I believe there are several significant problems with this new burden, not least of which is outlined in my introduction…. an indefinite retention period should not be mandated by legislation.
1. The existing retention period (minimum of 5 years after clinical trial completion and longer if the trial data supports a marketing application) should be sufficient to support the identification of misconduct.
2. If the reason for an indefinite retention is to help identify misconduct, it is questionable why the revised text permits reversion to national legislation with a shorter retention period be followed in preference to an indefinite period.
3. Given that a significant majority of clinical research misconduct is practiced by the clinical trial investigator site and not the sponsor, it is not understood why the sponsor’s retention period has been extended to indefinite but the subject files (source records) are only retained ih naccordance with national legislation, typically 5-10 years. It is usually the source records which help to confirm the presence of misconduct by the investigator.
4. The suggestion that the sponsor may archive the master file “in the EU database” is unworkable from a number of perspectives. Firstly, existing EU Directives and ICH GCP make it clear that the sponsor is responsible for retention of the sponsor trial master file. It is therefore inconsistent to suggest that if the sponsor cannot achieve this (or chooses not to), they may store the master file with the EMA in an EU database. The proposed wording suggests that it would be acceptable for the sponsor to transfer custodianship of the master file immediately a trial has closed. Secondly, it took several years for the development of a consistent content, structure and format for the clinical study report.

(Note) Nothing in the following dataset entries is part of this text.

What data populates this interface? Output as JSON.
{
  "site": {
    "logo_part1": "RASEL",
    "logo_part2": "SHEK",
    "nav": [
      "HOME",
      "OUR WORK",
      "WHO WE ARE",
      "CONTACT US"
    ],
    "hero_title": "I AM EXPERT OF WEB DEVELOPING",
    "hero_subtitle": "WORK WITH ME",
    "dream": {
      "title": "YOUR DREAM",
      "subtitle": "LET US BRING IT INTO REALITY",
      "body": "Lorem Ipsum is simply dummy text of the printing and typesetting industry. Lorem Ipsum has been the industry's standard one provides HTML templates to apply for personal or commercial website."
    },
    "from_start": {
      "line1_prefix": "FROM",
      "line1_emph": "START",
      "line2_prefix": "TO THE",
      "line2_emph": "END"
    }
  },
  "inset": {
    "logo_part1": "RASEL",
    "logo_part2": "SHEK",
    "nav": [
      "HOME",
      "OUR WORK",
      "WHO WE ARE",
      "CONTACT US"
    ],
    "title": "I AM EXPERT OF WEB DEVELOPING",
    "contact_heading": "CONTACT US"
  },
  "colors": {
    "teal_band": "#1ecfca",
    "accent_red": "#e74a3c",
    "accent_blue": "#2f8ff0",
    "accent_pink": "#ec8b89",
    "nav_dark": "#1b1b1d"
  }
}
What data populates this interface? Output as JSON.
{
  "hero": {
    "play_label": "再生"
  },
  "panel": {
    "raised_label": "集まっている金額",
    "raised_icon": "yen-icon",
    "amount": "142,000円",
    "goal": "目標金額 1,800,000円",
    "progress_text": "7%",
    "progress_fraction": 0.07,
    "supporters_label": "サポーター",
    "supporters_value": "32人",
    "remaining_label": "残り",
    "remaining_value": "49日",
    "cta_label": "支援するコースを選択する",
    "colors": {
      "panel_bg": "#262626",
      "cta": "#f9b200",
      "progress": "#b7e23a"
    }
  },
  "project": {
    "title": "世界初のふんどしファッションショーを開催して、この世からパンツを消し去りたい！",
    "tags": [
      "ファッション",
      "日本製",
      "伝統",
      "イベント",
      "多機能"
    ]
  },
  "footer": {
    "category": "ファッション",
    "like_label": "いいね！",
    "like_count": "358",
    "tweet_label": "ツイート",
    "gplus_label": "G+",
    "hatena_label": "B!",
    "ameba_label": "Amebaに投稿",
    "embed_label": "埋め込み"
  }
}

Given the huge scope of the trial master file, it will take an age to agree the content, structure and format for master files to be submitted to the EU database. And finally, it is not clear what the “EU database” is that will be storing the trial master files. If it is the same database that is described in Recital 52, this significantly broadens the scope of this database and calls into question the requirement for its contents to be publicly available. This would open up the whole content of the trial master file to the general public.

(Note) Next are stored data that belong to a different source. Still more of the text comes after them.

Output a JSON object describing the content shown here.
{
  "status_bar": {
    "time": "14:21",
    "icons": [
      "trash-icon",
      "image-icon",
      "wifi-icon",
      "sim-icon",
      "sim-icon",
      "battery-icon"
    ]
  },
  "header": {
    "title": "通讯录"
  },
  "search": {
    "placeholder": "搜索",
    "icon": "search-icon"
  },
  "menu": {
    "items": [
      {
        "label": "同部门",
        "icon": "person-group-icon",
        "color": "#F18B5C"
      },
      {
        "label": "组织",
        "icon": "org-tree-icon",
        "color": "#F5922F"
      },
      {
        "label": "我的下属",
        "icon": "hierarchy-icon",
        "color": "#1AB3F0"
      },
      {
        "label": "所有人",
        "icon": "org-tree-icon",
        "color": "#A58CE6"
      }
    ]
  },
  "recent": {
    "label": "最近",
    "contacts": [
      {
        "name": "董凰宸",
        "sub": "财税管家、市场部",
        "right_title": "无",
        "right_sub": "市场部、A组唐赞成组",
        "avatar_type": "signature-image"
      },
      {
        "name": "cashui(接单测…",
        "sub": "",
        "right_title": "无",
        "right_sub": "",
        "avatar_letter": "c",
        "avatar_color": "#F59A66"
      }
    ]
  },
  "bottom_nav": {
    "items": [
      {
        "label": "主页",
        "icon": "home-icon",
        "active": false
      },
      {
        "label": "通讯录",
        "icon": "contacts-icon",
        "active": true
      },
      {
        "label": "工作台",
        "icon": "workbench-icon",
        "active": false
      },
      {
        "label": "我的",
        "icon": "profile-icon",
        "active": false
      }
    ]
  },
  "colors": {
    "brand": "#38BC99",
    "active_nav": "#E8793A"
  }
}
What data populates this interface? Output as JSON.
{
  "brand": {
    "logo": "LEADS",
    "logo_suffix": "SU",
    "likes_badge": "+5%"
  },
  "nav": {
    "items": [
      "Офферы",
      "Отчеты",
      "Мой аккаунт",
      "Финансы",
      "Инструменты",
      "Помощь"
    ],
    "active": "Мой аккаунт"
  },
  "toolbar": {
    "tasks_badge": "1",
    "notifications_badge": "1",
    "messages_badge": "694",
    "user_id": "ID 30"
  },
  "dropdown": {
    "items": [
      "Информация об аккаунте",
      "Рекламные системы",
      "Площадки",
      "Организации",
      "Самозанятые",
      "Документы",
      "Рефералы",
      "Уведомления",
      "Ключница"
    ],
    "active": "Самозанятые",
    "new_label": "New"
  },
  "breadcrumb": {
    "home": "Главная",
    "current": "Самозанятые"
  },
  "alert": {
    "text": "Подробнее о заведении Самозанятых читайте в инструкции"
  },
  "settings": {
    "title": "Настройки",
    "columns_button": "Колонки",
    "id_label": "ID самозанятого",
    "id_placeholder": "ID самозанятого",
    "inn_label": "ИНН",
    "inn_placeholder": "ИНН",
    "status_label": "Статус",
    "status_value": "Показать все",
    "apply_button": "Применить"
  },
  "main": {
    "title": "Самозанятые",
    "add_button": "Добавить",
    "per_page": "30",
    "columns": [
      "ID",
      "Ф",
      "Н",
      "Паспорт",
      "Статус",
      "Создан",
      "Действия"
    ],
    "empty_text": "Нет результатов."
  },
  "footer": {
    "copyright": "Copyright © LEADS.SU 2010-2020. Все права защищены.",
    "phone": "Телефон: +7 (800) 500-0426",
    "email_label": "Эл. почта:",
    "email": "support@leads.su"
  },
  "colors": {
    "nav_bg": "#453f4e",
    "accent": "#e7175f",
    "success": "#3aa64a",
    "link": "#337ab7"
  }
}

5. No distinction is made between industry-sponsored clinical trials and investigator-sponsored clinical trials. The implication therefore is that the investigator site will similarly be required to retain their trial master files for an indefinite period. The implications of this burden cannot be under-estimated, both for industry and for investigators. Such a requirement may drive more clinical trials away from Europe.

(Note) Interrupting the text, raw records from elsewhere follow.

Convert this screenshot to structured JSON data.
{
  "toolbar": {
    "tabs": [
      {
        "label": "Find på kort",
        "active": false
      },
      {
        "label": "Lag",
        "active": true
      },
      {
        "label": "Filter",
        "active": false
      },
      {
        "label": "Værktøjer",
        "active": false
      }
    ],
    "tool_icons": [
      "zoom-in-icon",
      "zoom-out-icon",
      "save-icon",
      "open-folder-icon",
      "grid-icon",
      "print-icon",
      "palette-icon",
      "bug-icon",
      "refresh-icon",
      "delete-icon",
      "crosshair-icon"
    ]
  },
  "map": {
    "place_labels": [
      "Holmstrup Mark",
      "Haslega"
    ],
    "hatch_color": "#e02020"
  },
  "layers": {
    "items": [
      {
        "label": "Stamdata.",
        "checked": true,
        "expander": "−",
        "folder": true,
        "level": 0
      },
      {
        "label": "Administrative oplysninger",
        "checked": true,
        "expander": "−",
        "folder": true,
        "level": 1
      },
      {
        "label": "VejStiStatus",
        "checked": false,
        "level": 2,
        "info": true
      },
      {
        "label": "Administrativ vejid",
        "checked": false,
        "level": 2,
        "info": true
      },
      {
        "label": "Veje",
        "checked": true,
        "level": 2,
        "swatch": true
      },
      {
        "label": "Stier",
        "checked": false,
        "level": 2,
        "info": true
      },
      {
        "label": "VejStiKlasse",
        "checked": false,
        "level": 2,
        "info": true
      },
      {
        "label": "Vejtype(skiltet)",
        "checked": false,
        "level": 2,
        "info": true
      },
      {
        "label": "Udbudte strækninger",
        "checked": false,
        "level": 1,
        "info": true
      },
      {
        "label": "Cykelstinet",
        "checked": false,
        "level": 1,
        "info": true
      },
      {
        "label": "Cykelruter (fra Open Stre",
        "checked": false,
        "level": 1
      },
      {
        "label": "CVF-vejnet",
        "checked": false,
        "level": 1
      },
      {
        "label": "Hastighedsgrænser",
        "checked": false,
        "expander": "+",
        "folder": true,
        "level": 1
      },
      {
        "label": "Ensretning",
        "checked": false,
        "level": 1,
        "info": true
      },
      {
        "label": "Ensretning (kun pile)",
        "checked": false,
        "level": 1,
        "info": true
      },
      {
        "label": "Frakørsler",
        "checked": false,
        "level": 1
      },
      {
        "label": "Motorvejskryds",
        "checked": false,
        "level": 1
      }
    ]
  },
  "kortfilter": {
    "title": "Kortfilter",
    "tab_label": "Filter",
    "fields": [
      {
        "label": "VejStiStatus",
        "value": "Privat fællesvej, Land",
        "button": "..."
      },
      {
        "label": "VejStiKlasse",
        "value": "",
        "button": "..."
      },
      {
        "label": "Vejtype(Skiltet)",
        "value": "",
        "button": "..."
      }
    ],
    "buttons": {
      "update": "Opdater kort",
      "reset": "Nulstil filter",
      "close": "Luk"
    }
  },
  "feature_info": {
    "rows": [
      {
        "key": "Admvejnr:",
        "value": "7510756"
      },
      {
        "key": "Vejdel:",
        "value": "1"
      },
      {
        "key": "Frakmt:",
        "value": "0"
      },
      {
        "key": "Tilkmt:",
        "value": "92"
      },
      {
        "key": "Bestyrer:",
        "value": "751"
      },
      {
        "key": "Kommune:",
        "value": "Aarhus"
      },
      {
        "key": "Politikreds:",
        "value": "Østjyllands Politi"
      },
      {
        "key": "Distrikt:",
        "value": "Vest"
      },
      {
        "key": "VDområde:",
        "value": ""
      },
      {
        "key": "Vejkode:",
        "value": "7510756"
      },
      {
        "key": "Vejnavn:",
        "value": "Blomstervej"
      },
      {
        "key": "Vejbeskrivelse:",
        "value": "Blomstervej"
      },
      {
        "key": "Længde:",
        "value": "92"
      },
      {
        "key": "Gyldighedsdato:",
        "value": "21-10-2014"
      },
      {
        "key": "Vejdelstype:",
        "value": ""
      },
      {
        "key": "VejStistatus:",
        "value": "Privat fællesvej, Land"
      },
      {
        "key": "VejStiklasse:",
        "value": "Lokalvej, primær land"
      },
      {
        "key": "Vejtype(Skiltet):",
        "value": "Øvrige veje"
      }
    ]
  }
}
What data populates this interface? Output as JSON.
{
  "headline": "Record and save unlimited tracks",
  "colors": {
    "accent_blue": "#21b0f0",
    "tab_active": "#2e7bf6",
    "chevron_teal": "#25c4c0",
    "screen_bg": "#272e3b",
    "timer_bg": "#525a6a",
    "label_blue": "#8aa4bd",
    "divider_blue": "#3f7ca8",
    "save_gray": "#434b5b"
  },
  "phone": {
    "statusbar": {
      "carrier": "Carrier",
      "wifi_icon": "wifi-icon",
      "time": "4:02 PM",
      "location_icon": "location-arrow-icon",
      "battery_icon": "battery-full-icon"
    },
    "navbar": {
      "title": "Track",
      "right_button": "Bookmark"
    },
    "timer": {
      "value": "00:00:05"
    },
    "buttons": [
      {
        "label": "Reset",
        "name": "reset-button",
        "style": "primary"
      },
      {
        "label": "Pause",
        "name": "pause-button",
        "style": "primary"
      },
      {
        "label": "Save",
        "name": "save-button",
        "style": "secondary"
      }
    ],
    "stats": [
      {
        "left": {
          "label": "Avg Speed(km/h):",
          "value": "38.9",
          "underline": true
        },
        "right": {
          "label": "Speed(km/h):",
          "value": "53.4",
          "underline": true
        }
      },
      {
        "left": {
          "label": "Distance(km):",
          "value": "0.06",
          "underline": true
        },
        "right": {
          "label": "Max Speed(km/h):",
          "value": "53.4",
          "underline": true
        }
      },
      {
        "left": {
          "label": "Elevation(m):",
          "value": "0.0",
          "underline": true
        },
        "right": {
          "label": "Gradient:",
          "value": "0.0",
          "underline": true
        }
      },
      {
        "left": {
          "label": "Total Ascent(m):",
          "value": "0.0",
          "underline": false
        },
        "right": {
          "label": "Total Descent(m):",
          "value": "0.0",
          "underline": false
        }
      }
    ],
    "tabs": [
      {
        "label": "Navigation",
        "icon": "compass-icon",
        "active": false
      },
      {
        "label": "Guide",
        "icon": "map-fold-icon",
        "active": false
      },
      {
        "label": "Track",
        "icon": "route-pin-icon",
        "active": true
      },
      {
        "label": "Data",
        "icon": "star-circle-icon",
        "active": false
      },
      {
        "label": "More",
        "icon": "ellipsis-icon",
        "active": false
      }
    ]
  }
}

And finally, this critique would not be complete without also commenting on Amendment 59, proposed text for Article 53, paragraph 1. The original text stated:
“All clinical trial information shall be recorded, processed, handled, and stored in such a way that it can be accurately reported, interpreted and verified while the confidentiality of records and the personal data of the subjects remain protected in accordance with the applicable legislation on personal data protection.”
This is now stated as:
“All clinical trial information shall be recorded, processed, handled, and stored in the format of a clinical study report, in such a way that it can be accurately reported, interpreted and verified while the confidentiality of records and the personal data of the subjects remain protected in accordance with the applicable legislation on personal data protection.”
The original wording referred to ALL clinical trial information in a wide variety of documents e.g. correspondence, monitoring reports, source data etc. However, the revised wording bizarrely suggests that all clinical trial information should be written in a clinical study report. Unless I’ve misinterpreted the text, this just doesn’t make sense.